Noir francês

A lua na sarjeta (La lune dans le caniveau, 1983), David Goodis por Jean-Jacques Beineix.

sábado, 8 de janeiro de 2011

BADLANDS, O FIM DO SONHO AMERICANO

Não são muitos, na ficção norte-americana e mundial, os textos inspirados no assassinato do presidente John Kennedy, o terceiro mais importante evento da história dos EUA durante o século XX: o primeiro seria o ataque japonês a Pearl Harbor e a derrota no Vietnam. Romances de valor sobre aquele crime, se acreditarmos verdadeiras as palavras de Jonathan Vankin, há dois: Libra, de Don Delillo, e Tabloide americano, de James Ellroy. Ambos muito elogiados e pilares em seu gênero. Nos quadrinhos, especialmente, havia um hiato, até que surgiu, em 2003, quarenta anos após a morte de Kennedy, Badlands, o fim do sonho americano, de Steven Grant (roteiro) e Vince Giarrano (arte).

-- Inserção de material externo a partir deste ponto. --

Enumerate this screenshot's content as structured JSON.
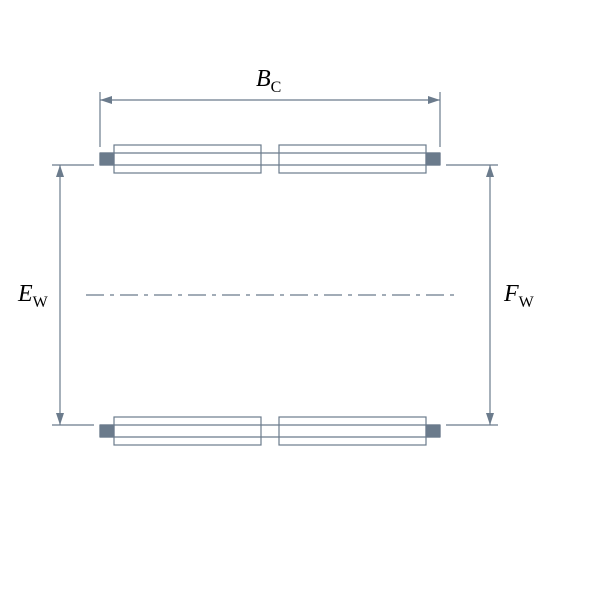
{
  "diagram": {
    "type": "engineering-dimension-drawing",
    "background_color": "#ffffff",
    "stroke_color": "#6b7b8c",
    "stroke_width": 1.2,
    "fill_color": "#6b7b8c",
    "text_color": "#000000",
    "font_family": "Georgia, serif",
    "font_style": "italic",
    "label_fontsize": 24,
    "subscript_fontsize": 16,
    "arrowhead_length": 12,
    "arrowhead_width": 4,
    "layout": {
      "bodyLeft": 100,
      "bodyRight": 440,
      "bodyMid": 270,
      "rollerInnerTop": 165,
      "rollerOuterTop": 153,
      "rollerInnerBot": 425,
      "rollerOuterBot": 437,
      "rollerH": 28,
      "capW": 14,
      "rollerGapHalf": 9,
      "centerY": 295,
      "dimTopY": 100,
      "dimLeftX": 60,
      "dimRightX": 490,
      "extGapTop": 6,
      "extOvershoot": 8,
      "dashSeg": [
        18,
        6,
        4,
        6
      ]
    },
    "labels": {
      "width": {
        "main": "B",
        "sub": "C"
      },
      "left": {
        "main": "E",
        "sub": "W"
      },
      "right": {
        "main": "F",
        "sub": "W"
      }
    }
  }
}
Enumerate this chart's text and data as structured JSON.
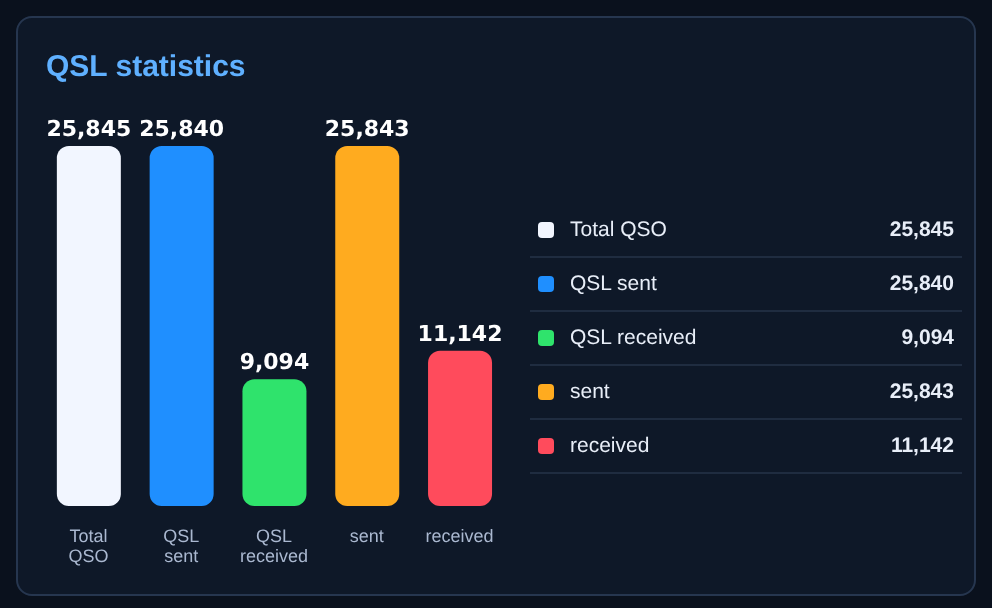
{
  "chart_data": {
    "type": "bar",
    "title": "QSL statistics",
    "categories": [
      "Total QSO",
      "QSL sent",
      "QSL received",
      "sent",
      "received"
    ],
    "values": [
      25845,
      25840,
      9094,
      25843,
      11142
    ],
    "value_labels": [
      "25,845",
      "25,840",
      "9,094",
      "25,843",
      "11,142"
    ],
    "colors": [
      "#f2f6ff",
      "#1f8fff",
      "#2fe36c",
      "#ffab1f",
      "#ff4b5c"
    ]
  }
}
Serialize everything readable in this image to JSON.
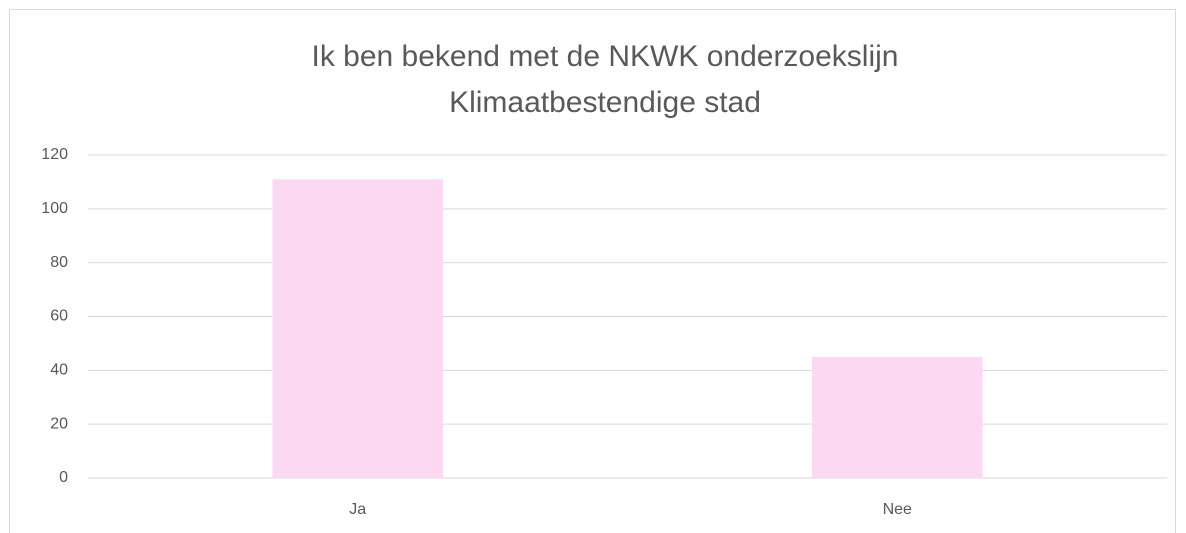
{
  "chart_data": {
    "type": "bar",
    "title": [
      "Ik ben bekend met de NKWK onderzoekslijn",
      "Klimaatbestendige stad"
    ],
    "categories": [
      "Ja",
      "Nee"
    ],
    "values": [
      111,
      45
    ],
    "color": "#fcd9f3",
    "ylim": [
      0,
      120
    ],
    "yticks": [
      0,
      20,
      40,
      60,
      80,
      100,
      120
    ],
    "grid": true
  }
}
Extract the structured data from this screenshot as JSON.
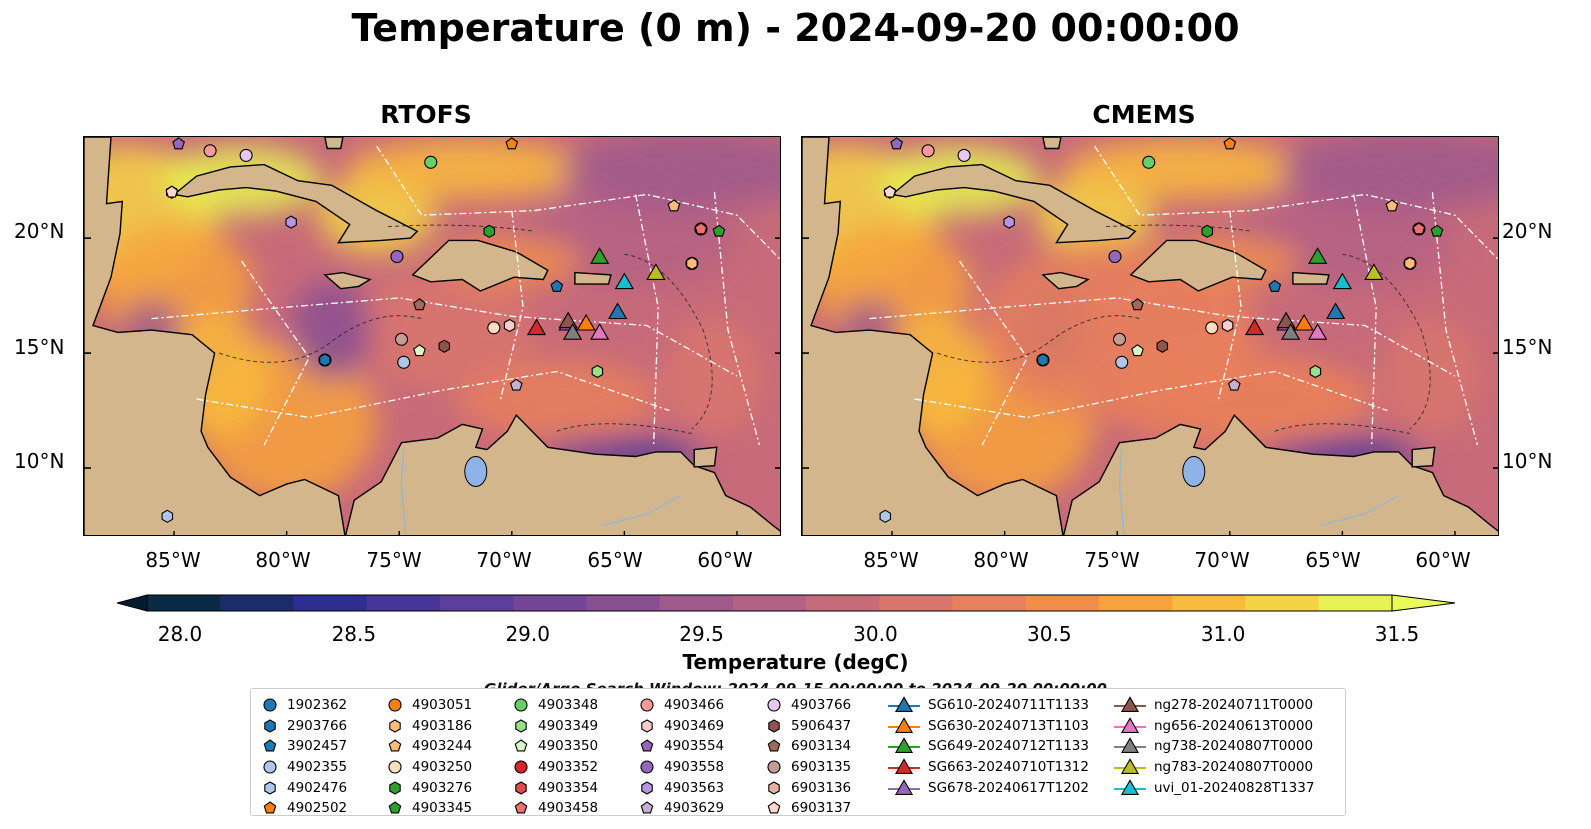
{
  "title": "Temperature (0 m) - 2024-09-20 00:00:00",
  "panels": [
    {
      "title": "RTOFS"
    },
    {
      "title": "CMEMS"
    }
  ],
  "lat_labels": [
    "20°N",
    "15°N",
    "10°N"
  ],
  "lon_labels": [
    "85°W",
    "80°W",
    "75°W",
    "70°W",
    "65°W",
    "60°W"
  ],
  "colorbar": {
    "label": "Temperature (degC)",
    "ticks": [
      "28.0",
      "28.5",
      "29.0",
      "29.5",
      "30.0",
      "30.5",
      "31.0",
      "31.5"
    ],
    "colors": [
      "#0b2a45",
      "#1a2c6b",
      "#2d2e8f",
      "#46369a",
      "#5c3e9c",
      "#734698",
      "#8a4f93",
      "#9f598c",
      "#b46284",
      "#c76b7a",
      "#d8756c",
      "#e7805c",
      "#f18f4a",
      "#f7a23d",
      "#f9bb3d",
      "#f4d344",
      "#e5f251"
    ],
    "over_color": "#e8fb5a",
    "under_color": "#051c2e"
  },
  "legend": {
    "title": "Glider/Argo Search Window: 2024-09-15 00:00:00 to 2024-09-20 00:00:00",
    "columns": [
      [
        {
          "label": "1902362",
          "marker": "circle",
          "color": "#1f77b4"
        },
        {
          "label": "2903766",
          "marker": "hexagon",
          "color": "#1f77b4"
        },
        {
          "label": "3902457",
          "marker": "pentagon",
          "color": "#1f77b4"
        },
        {
          "label": "4902355",
          "marker": "circle",
          "color": "#aec7e8"
        },
        {
          "label": "4902476",
          "marker": "hexagon",
          "color": "#aec7e8"
        },
        {
          "label": "4902502",
          "marker": "pentagon",
          "color": "#ff7f0e"
        }
      ],
      [
        {
          "label": "4903051",
          "marker": "circle",
          "color": "#ff7f0e"
        },
        {
          "label": "4903186",
          "marker": "hexagon",
          "color": "#ffbb78"
        },
        {
          "label": "4903244",
          "marker": "pentagon",
          "color": "#ffbb78"
        },
        {
          "label": "4903250",
          "marker": "circle",
          "color": "#ffdfc0"
        },
        {
          "label": "4903276",
          "marker": "hexagon",
          "color": "#2ca02c"
        },
        {
          "label": "4903345",
          "marker": "pentagon",
          "color": "#2ca02c"
        }
      ],
      [
        {
          "label": "4903348",
          "marker": "circle",
          "color": "#66d066"
        },
        {
          "label": "4903349",
          "marker": "hexagon",
          "color": "#98df8a"
        },
        {
          "label": "4903350",
          "marker": "pentagon",
          "color": "#d8f8c8"
        },
        {
          "label": "4903352",
          "marker": "circle",
          "color": "#d62728"
        },
        {
          "label": "4903354",
          "marker": "hexagon",
          "color": "#e04a4a"
        },
        {
          "label": "4903458",
          "marker": "pentagon",
          "color": "#f07070"
        }
      ],
      [
        {
          "label": "4903466",
          "marker": "circle",
          "color": "#ff9896"
        },
        {
          "label": "4903469",
          "marker": "hexagon",
          "color": "#ffcccc"
        },
        {
          "label": "4903554",
          "marker": "pentagon",
          "color": "#9467bd"
        },
        {
          "label": "4903558",
          "marker": "circle",
          "color": "#9467bd"
        },
        {
          "label": "4903563",
          "marker": "hexagon",
          "color": "#b895e0"
        },
        {
          "label": "4903629",
          "marker": "pentagon",
          "color": "#c5b0d5"
        }
      ],
      [
        {
          "label": "4903766",
          "marker": "circle",
          "color": "#e8c8f0"
        },
        {
          "label": "5906437",
          "marker": "hexagon",
          "color": "#8c564b"
        },
        {
          "label": "6903134",
          "marker": "pentagon",
          "color": "#a06a5a"
        },
        {
          "label": "6903135",
          "marker": "circle",
          "color": "#c49c94"
        },
        {
          "label": "6903136",
          "marker": "hexagon",
          "color": "#e6b0a0"
        },
        {
          "label": "6903137",
          "marker": "pentagon",
          "color": "#ffd8c8"
        }
      ],
      [
        {
          "label": "SG610-20240711T1133",
          "marker": "triangle",
          "color": "#1f77b4"
        },
        {
          "label": "SG630-20240713T1103",
          "marker": "triangle",
          "color": "#ff7f0e"
        },
        {
          "label": "SG649-20240712T1133",
          "marker": "triangle",
          "color": "#2ca02c"
        },
        {
          "label": "SG663-20240710T1312",
          "marker": "triangle",
          "color": "#d62728"
        },
        {
          "label": "SG678-20240617T1202",
          "marker": "triangle",
          "color": "#9467bd"
        }
      ],
      [
        {
          "label": "ng278-20240711T0000",
          "marker": "triangle",
          "color": "#8c564b"
        },
        {
          "label": "ng656-20240613T0000",
          "marker": "triangle",
          "color": "#e377c2"
        },
        {
          "label": "ng738-20240807T0000",
          "marker": "triangle",
          "color": "#7f7f7f"
        },
        {
          "label": "ng783-20240807T0000",
          "marker": "triangle",
          "color": "#bcbd22"
        },
        {
          "label": "uvi_01-20240828T1337",
          "marker": "triangle",
          "color": "#17becf"
        }
      ]
    ]
  },
  "markers": [
    {
      "id": "1902362",
      "lon": -78.3,
      "lat": 14.7
    },
    {
      "id": "2903766",
      "lon": -78.3,
      "lat": 14.7
    },
    {
      "id": "3902457",
      "lon": -68.0,
      "lat": 17.9
    },
    {
      "id": "4902355",
      "lon": -74.8,
      "lat": 14.6
    },
    {
      "id": "4902476",
      "lon": -85.3,
      "lat": 7.9
    },
    {
      "id": "4902502",
      "lon": -70.0,
      "lat": 24.1
    },
    {
      "id": "4903051",
      "lon": -62.0,
      "lat": 18.9
    },
    {
      "id": "4903186",
      "lon": -62.0,
      "lat": 18.9
    },
    {
      "id": "4903244",
      "lon": -62.8,
      "lat": 21.4
    },
    {
      "id": "4903250",
      "lon": -70.8,
      "lat": 16.1
    },
    {
      "id": "4903276",
      "lon": -71.0,
      "lat": 20.3
    },
    {
      "id": "4903345",
      "lon": -60.8,
      "lat": 20.3
    },
    {
      "id": "4903348",
      "lon": -73.6,
      "lat": 23.3
    },
    {
      "id": "4903349",
      "lon": -66.2,
      "lat": 14.2
    },
    {
      "id": "4903350",
      "lon": -74.1,
      "lat": 15.1
    },
    {
      "id": "4903352",
      "lon": -61.6,
      "lat": 20.4
    },
    {
      "id": "4903354",
      "lon": -61.6,
      "lat": 20.4
    },
    {
      "id": "4903458",
      "lon": -61.6,
      "lat": 20.4
    },
    {
      "id": "4903466",
      "lon": -83.4,
      "lat": 23.8
    },
    {
      "id": "4903469",
      "lon": -70.1,
      "lat": 16.2
    },
    {
      "id": "4903554",
      "lon": -84.8,
      "lat": 24.1
    },
    {
      "id": "4903558",
      "lon": -75.1,
      "lat": 19.2
    },
    {
      "id": "4903563",
      "lon": -79.8,
      "lat": 20.7
    },
    {
      "id": "4903629",
      "lon": -69.8,
      "lat": 13.6
    },
    {
      "id": "4903766",
      "lon": -81.8,
      "lat": 23.6
    },
    {
      "id": "5906437",
      "lon": -73.0,
      "lat": 15.3
    },
    {
      "id": "6903134",
      "lon": -74.1,
      "lat": 17.1
    },
    {
      "id": "6903135",
      "lon": -74.9,
      "lat": 15.6
    },
    {
      "id": "6903136",
      "lon": -85.1,
      "lat": 22.0
    },
    {
      "id": "6903137",
      "lon": -85.1,
      "lat": 22.0
    },
    {
      "id": "SG610-20240711T1133",
      "lon": -65.3,
      "lat": 16.8
    },
    {
      "id": "SG630-20240713T1103",
      "lon": -66.7,
      "lat": 16.3
    },
    {
      "id": "SG649-20240712T1133",
      "lon": -66.1,
      "lat": 19.2
    },
    {
      "id": "SG663-20240710T1312",
      "lon": -68.9,
      "lat": 16.1
    },
    {
      "id": "SG678-20240617T1202",
      "lon": -67.5,
      "lat": 16.3
    },
    {
      "id": "ng278-20240711T0000",
      "lon": -67.5,
      "lat": 16.4
    },
    {
      "id": "ng656-20240613T0000",
      "lon": -66.1,
      "lat": 15.9
    },
    {
      "id": "ng738-20240807T0000",
      "lon": -67.3,
      "lat": 15.9
    },
    {
      "id": "ng783-20240807T0000",
      "lon": -63.6,
      "lat": 18.5
    },
    {
      "id": "uvi_01-20240828T1337",
      "lon": -65.0,
      "lat": 18.1
    }
  ]
}
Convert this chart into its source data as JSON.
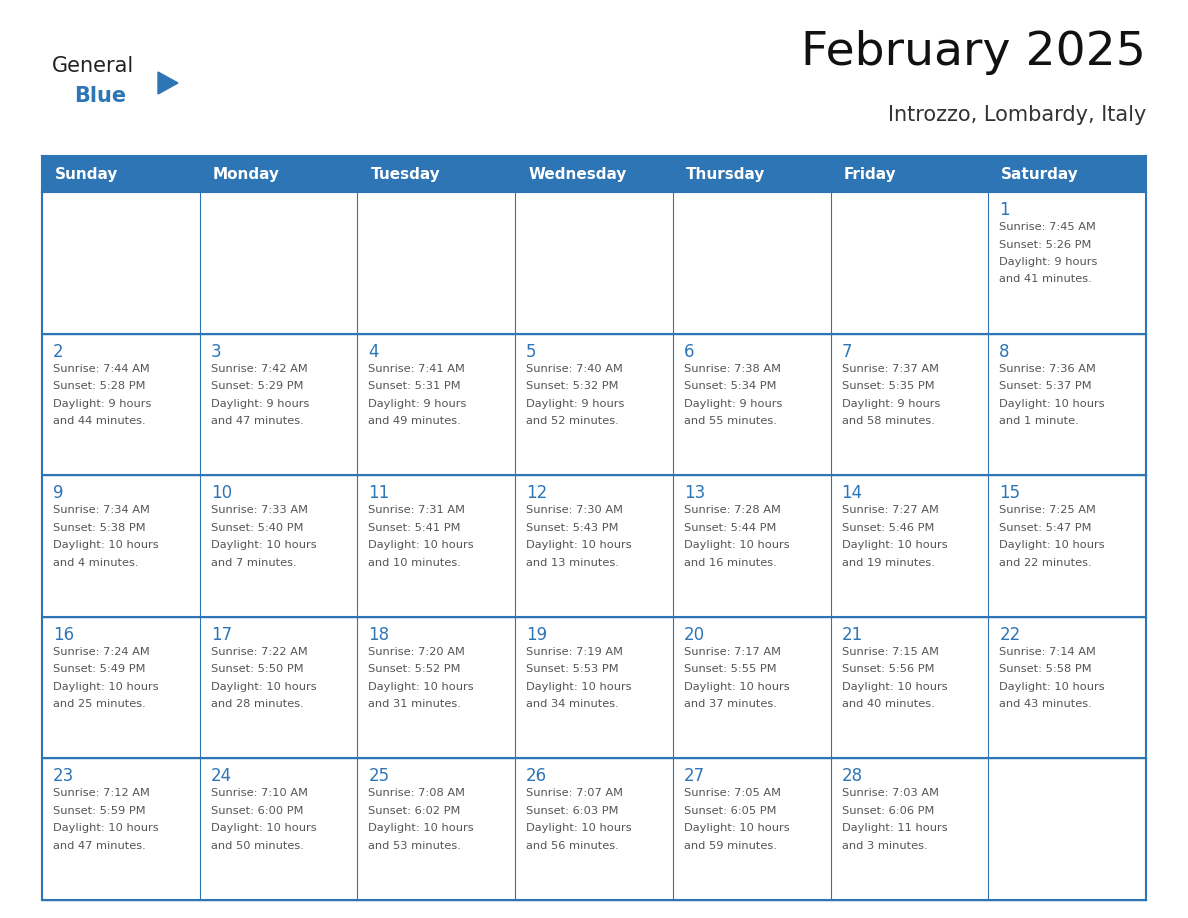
{
  "title": "February 2025",
  "subtitle": "Introzzo, Lombardy, Italy",
  "header_color": "#2E75B6",
  "header_text_color": "#FFFFFF",
  "cell_bg_color": "#FFFFFF",
  "border_color": "#2E75B6",
  "day_number_color": "#2E75B6",
  "detail_text_color": "#555555",
  "days_of_week": [
    "Sunday",
    "Monday",
    "Tuesday",
    "Wednesday",
    "Thursday",
    "Friday",
    "Saturday"
  ],
  "logo_general_color": "#222222",
  "logo_blue_color": "#2E75B6",
  "calendar_data": [
    [
      null,
      null,
      null,
      null,
      null,
      null,
      {
        "day": 1,
        "sunrise": "7:45 AM",
        "sunset": "5:26 PM",
        "daylight": "9 hours\nand 41 minutes."
      }
    ],
    [
      {
        "day": 2,
        "sunrise": "7:44 AM",
        "sunset": "5:28 PM",
        "daylight": "9 hours\nand 44 minutes."
      },
      {
        "day": 3,
        "sunrise": "7:42 AM",
        "sunset": "5:29 PM",
        "daylight": "9 hours\nand 47 minutes."
      },
      {
        "day": 4,
        "sunrise": "7:41 AM",
        "sunset": "5:31 PM",
        "daylight": "9 hours\nand 49 minutes."
      },
      {
        "day": 5,
        "sunrise": "7:40 AM",
        "sunset": "5:32 PM",
        "daylight": "9 hours\nand 52 minutes."
      },
      {
        "day": 6,
        "sunrise": "7:38 AM",
        "sunset": "5:34 PM",
        "daylight": "9 hours\nand 55 minutes."
      },
      {
        "day": 7,
        "sunrise": "7:37 AM",
        "sunset": "5:35 PM",
        "daylight": "9 hours\nand 58 minutes."
      },
      {
        "day": 8,
        "sunrise": "7:36 AM",
        "sunset": "5:37 PM",
        "daylight": "10 hours\nand 1 minute."
      }
    ],
    [
      {
        "day": 9,
        "sunrise": "7:34 AM",
        "sunset": "5:38 PM",
        "daylight": "10 hours\nand 4 minutes."
      },
      {
        "day": 10,
        "sunrise": "7:33 AM",
        "sunset": "5:40 PM",
        "daylight": "10 hours\nand 7 minutes."
      },
      {
        "day": 11,
        "sunrise": "7:31 AM",
        "sunset": "5:41 PM",
        "daylight": "10 hours\nand 10 minutes."
      },
      {
        "day": 12,
        "sunrise": "7:30 AM",
        "sunset": "5:43 PM",
        "daylight": "10 hours\nand 13 minutes."
      },
      {
        "day": 13,
        "sunrise": "7:28 AM",
        "sunset": "5:44 PM",
        "daylight": "10 hours\nand 16 minutes."
      },
      {
        "day": 14,
        "sunrise": "7:27 AM",
        "sunset": "5:46 PM",
        "daylight": "10 hours\nand 19 minutes."
      },
      {
        "day": 15,
        "sunrise": "7:25 AM",
        "sunset": "5:47 PM",
        "daylight": "10 hours\nand 22 minutes."
      }
    ],
    [
      {
        "day": 16,
        "sunrise": "7:24 AM",
        "sunset": "5:49 PM",
        "daylight": "10 hours\nand 25 minutes."
      },
      {
        "day": 17,
        "sunrise": "7:22 AM",
        "sunset": "5:50 PM",
        "daylight": "10 hours\nand 28 minutes."
      },
      {
        "day": 18,
        "sunrise": "7:20 AM",
        "sunset": "5:52 PM",
        "daylight": "10 hours\nand 31 minutes."
      },
      {
        "day": 19,
        "sunrise": "7:19 AM",
        "sunset": "5:53 PM",
        "daylight": "10 hours\nand 34 minutes."
      },
      {
        "day": 20,
        "sunrise": "7:17 AM",
        "sunset": "5:55 PM",
        "daylight": "10 hours\nand 37 minutes."
      },
      {
        "day": 21,
        "sunrise": "7:15 AM",
        "sunset": "5:56 PM",
        "daylight": "10 hours\nand 40 minutes."
      },
      {
        "day": 22,
        "sunrise": "7:14 AM",
        "sunset": "5:58 PM",
        "daylight": "10 hours\nand 43 minutes."
      }
    ],
    [
      {
        "day": 23,
        "sunrise": "7:12 AM",
        "sunset": "5:59 PM",
        "daylight": "10 hours\nand 47 minutes."
      },
      {
        "day": 24,
        "sunrise": "7:10 AM",
        "sunset": "6:00 PM",
        "daylight": "10 hours\nand 50 minutes."
      },
      {
        "day": 25,
        "sunrise": "7:08 AM",
        "sunset": "6:02 PM",
        "daylight": "10 hours\nand 53 minutes."
      },
      {
        "day": 26,
        "sunrise": "7:07 AM",
        "sunset": "6:03 PM",
        "daylight": "10 hours\nand 56 minutes."
      },
      {
        "day": 27,
        "sunrise": "7:05 AM",
        "sunset": "6:05 PM",
        "daylight": "10 hours\nand 59 minutes."
      },
      {
        "day": 28,
        "sunrise": "7:03 AM",
        "sunset": "6:06 PM",
        "daylight": "11 hours\nand 3 minutes."
      },
      null
    ]
  ]
}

A narrativa é fluente, e o enfoque, inédito: Lee Harvey Oswald não matou Kennedy; foi posto na história, e na História, como um curinga de baralho, porque o verdadeiro assassino desapareceu e era preciso oferecer um culpado à nação e ao mundo. Quanto aos verdadeiros responsáveis pelo crime, certamente o financiou a esfera política insatisfeita com o desempenho do presidente, com suas gafes, suas trapalhadas. Os desenhos, num P&B cinematográfico, são realistas e movimentados, com ângulos que surpreendem e obrigam o leitor a se deter um instante, ao mesmo tempo fascinado e avaliando o que viu.

Um outro aspecto do qual o leitor tira enorme proveito reside no fato de que a história não se esgota na primeira leitura: do tipo enquadrado e com muitos vaivéns no espaço e no tempo, apresenta uma montagem que a princípio não parece coerente ou, pelo menos, soa canhestra. Mas esse é o propósito: deixar a cargo do leitor organizar a narrativa, conforme a recepção das partes e o encadeamento dos quadros em sua mente. Badlands é ainda valiosa por intercalar em sua representação de um evento histórico, e com bastante coesão, sem parecer uma ferramenta postiça, referências precisas à vida corrente dos anos 1960, como a música popular (especialmente Beatles), a contracultura, o amor livre, a Guerra Fria, o mundo burguês endinheirado (com sua afetação e suas manias) e os hippies nômades.

Mal terminei de ler Badlands, já sabia que a leria de novo, em breve, o que só muito raramente ocorre com uma HQ, e em geral com aquelas que apresentam um grau mais elevado de arte, ou por seus desenhos ou por seu assunto: Eisner, Berardi & Milazzo, Pratt, Moebius, Manara. Talvez não tenha sido esta a intenção dos criadores de Badlands, mas é inegável que, como HQ policial baseada num acontecimento histórico dos mais relevantes dos EUA, a versão que ela sugere é original e duradoura: Kennedy não foi assinado por um louco, nem eram loucos aqueles que o assassinaram; houve premeditação profissional e havia um agente que apertou o gatilho e que, por uma interferência irônica mais interna que aleatória, escapou ao seu destino de bode expiatório.

Com isso quererá nos dizer que não se pode manipular a contento uma cadeia de eventos? Não sei, afinal de contas é só uma HQ.

Um comentário:

Márcia Barretto disse...

Olá! Gostei da dica; adoro HQ e a lista que vc citou, obrigatória para aficcionados; interessante também sua lista de eventos marcantes nos EUA; faltou o WTC; grandes feridas narcísicas no estômago da grande águia calva...Vou procurar o Badlands; Valeu!